The intent feels practical, almost actorly in its focus on interiority. An actor lives and dies by how a character processes the world; Masur is arguing that you can’t authentically represent deaf characters (or understand Deaf people) if you keep imagining them as people constantly haunted by the absence of sound. The subtext is a warning against well-meaning but flattening empathy: “I can’t hear, therefore I must be missing what you have.” He’s pushing toward the opposite: I’m not missing your experience; I’m having mine.
Context matters here. In late-20th-century disability conversations, deafness was often framed through medical correction and “overcoming.” Masur’s phrasing aligns more with a cultural-linguistic view associated with Deaf identity and sign languages: perception, language, memory, and attention can organize differently when sound isn’t the primary channel. The line is provocative because it doesn’t ask for pity or inspiration; it demands a conceptual upgrade.
The intent feels practical, almost actorly in its focus on interiority. An actor lives and dies by how a character processes the world; Masur is arguing that you can’t authentically represent deaf characters (or understand Deaf people) if you keep imagining them as people constantly haunted by the absence of sound. The subtext is a warning against well-meaning but flattening empathy: “I can’t hear, therefore I must be missing what you have.” He’s pushing toward the opposite: I’m not missing your experience; I’m having mine.
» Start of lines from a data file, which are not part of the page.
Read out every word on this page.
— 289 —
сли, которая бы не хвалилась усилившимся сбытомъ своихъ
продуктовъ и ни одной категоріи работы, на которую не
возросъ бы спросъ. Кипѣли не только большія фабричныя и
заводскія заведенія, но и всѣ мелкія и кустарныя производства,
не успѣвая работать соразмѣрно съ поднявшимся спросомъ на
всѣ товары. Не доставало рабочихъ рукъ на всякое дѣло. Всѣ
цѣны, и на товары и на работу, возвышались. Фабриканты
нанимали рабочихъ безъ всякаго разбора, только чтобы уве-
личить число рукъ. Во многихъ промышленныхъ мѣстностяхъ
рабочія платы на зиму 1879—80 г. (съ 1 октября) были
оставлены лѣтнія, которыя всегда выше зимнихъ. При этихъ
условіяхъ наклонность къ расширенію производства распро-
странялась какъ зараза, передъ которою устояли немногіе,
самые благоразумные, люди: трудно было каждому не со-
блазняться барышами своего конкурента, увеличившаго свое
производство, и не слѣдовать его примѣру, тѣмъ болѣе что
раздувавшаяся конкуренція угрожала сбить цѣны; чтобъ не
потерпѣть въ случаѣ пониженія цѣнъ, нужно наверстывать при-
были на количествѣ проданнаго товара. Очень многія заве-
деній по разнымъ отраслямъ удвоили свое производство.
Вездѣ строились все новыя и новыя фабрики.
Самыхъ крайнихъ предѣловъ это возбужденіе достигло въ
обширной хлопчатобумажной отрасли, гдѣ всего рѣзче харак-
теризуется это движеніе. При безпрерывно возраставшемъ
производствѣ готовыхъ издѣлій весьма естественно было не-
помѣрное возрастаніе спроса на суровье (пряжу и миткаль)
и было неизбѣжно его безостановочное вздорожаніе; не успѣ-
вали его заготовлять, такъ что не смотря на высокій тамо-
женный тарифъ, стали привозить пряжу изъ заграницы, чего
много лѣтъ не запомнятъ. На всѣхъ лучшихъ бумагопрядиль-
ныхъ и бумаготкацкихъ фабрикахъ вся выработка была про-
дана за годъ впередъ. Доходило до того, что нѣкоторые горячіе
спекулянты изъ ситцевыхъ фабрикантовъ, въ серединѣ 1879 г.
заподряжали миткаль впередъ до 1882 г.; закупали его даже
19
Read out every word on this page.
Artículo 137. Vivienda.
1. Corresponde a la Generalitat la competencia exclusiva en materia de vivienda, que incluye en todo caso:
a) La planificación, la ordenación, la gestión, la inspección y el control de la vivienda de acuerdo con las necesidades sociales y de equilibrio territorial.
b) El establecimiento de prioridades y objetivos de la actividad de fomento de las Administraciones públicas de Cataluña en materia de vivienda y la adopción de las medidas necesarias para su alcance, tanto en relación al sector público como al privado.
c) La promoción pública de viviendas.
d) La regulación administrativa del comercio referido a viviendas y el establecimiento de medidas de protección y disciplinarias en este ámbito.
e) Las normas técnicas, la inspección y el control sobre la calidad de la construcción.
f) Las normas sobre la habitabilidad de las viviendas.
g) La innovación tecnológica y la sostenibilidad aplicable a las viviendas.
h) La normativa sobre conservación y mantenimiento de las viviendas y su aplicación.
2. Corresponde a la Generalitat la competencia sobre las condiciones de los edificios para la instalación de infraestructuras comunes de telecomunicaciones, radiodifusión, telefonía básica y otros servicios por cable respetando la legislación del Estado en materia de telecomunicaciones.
Context matters here. In late-20th-century disability conversations, deafness was often framed through medical correction and “overcoming.” Masur’s phrasing aligns more with a cultural-linguistic view associated with Deaf identity and sign languages: perception, language, memory, and attention can organize differently when sound isn’t the primary channel. The line is provocative because it doesn’t ask for pity or inspiration; it demands a conceptual upgrade.